The juggler brothers threw everything they had at the Bozos. Vinnie swerved the car in a zigzag pattern as grenades exploded into blue fires that tore apart the exterior of the car. When they were out of grenades, the jugglers came at them with the chain saws. Jimmy pointed his air horn out the window and the noseless clown sawed it in half as he pedaled by. Then the skinny brother juggled a saw into the front of the car, cutting into the engine. Smoke poured from the hood.

The engine made a shrieking sound as Vinnie hit the gas, trying to go even faster.

“Hold on,” Vinnie said. “I’ve got an idea.”

He took a hard right and floored it.

“What’s that?” Jimmy yelled, looking at the jagged remains of his air horn.

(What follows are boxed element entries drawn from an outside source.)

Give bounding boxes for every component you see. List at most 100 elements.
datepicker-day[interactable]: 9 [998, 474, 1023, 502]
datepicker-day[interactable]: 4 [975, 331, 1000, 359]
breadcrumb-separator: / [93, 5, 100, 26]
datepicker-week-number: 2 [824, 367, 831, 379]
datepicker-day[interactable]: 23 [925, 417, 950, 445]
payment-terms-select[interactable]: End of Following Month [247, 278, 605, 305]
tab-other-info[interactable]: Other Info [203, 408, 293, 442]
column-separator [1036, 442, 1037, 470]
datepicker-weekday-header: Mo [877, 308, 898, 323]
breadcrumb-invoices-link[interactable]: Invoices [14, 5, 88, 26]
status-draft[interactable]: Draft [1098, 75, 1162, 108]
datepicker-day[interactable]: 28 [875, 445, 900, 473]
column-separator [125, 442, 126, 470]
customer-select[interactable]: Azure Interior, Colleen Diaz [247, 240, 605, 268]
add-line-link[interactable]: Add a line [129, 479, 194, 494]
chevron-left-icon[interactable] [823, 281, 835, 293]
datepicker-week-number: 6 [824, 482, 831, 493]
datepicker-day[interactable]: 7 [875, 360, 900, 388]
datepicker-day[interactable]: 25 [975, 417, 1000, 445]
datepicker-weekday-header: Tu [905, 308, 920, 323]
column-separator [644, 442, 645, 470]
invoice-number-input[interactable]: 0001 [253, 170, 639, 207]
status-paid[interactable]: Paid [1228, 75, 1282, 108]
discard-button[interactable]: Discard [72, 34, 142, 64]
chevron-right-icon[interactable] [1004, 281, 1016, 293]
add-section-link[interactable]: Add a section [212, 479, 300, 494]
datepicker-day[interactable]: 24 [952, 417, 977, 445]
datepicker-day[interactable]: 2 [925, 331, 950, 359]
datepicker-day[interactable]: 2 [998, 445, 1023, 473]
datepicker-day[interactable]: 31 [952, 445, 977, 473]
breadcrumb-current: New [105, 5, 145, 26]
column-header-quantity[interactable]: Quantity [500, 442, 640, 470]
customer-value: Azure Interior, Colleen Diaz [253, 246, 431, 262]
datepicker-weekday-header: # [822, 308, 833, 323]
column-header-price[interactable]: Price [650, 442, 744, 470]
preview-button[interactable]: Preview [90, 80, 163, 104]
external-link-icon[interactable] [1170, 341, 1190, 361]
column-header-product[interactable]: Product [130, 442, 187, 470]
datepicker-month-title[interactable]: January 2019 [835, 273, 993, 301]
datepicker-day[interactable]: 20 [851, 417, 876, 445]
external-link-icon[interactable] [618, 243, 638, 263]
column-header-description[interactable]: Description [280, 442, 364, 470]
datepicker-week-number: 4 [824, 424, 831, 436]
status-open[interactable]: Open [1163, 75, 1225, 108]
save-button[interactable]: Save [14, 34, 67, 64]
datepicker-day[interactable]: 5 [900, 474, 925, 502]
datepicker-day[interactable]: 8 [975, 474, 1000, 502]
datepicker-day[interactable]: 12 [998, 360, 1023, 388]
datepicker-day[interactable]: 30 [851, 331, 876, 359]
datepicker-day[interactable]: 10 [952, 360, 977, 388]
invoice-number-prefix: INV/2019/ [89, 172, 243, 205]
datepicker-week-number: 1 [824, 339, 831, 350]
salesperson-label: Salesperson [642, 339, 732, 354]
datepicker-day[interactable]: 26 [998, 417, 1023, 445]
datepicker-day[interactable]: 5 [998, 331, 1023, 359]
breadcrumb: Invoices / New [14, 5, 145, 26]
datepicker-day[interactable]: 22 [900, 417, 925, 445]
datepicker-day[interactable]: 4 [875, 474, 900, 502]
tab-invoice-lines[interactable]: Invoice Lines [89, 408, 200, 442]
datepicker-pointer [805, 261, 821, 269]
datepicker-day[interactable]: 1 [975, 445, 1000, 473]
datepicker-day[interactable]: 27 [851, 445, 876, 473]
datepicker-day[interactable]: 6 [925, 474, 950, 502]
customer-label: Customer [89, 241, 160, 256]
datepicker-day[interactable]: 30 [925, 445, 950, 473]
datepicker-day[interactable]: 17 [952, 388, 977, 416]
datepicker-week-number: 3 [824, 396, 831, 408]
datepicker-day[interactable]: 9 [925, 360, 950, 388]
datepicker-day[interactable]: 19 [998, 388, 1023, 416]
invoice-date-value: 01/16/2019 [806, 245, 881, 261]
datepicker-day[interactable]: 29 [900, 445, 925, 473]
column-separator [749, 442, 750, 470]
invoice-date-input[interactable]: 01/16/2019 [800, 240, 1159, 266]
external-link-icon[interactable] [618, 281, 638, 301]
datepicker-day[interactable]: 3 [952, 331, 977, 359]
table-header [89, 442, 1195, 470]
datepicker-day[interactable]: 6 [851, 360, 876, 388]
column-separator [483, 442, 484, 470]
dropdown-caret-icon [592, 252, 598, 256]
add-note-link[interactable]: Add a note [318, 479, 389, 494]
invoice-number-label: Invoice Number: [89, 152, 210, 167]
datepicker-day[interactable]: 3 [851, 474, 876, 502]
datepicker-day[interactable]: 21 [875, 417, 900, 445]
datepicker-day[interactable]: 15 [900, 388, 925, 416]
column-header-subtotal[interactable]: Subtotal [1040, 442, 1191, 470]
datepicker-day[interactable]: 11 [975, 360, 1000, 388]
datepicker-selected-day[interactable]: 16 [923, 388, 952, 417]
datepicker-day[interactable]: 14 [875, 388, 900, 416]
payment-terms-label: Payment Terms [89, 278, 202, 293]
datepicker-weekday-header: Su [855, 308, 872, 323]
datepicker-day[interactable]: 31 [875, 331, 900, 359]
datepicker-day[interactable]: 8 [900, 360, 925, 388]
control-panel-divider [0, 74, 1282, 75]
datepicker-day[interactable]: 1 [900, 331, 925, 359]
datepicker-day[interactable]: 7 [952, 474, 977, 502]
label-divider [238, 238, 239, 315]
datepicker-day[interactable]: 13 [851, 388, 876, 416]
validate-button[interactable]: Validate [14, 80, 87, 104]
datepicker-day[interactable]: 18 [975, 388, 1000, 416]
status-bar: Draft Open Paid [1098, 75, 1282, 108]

“We’re going into The Sideshow.”

“What!” Jimmy’s eyes nearly popped out of his head. “Are you freaking nuts?”

“The Juggler Brothers won’t follow us in there.”

“Yeah, because they’re not stupid.”

“You got a better idea?”

“Yeah, we can put a couple bullets in our heads right now and make it easy on ourselves.”

Vinnie shook his head. “I don’t like it any more than you do, but it’s the only choice we got.”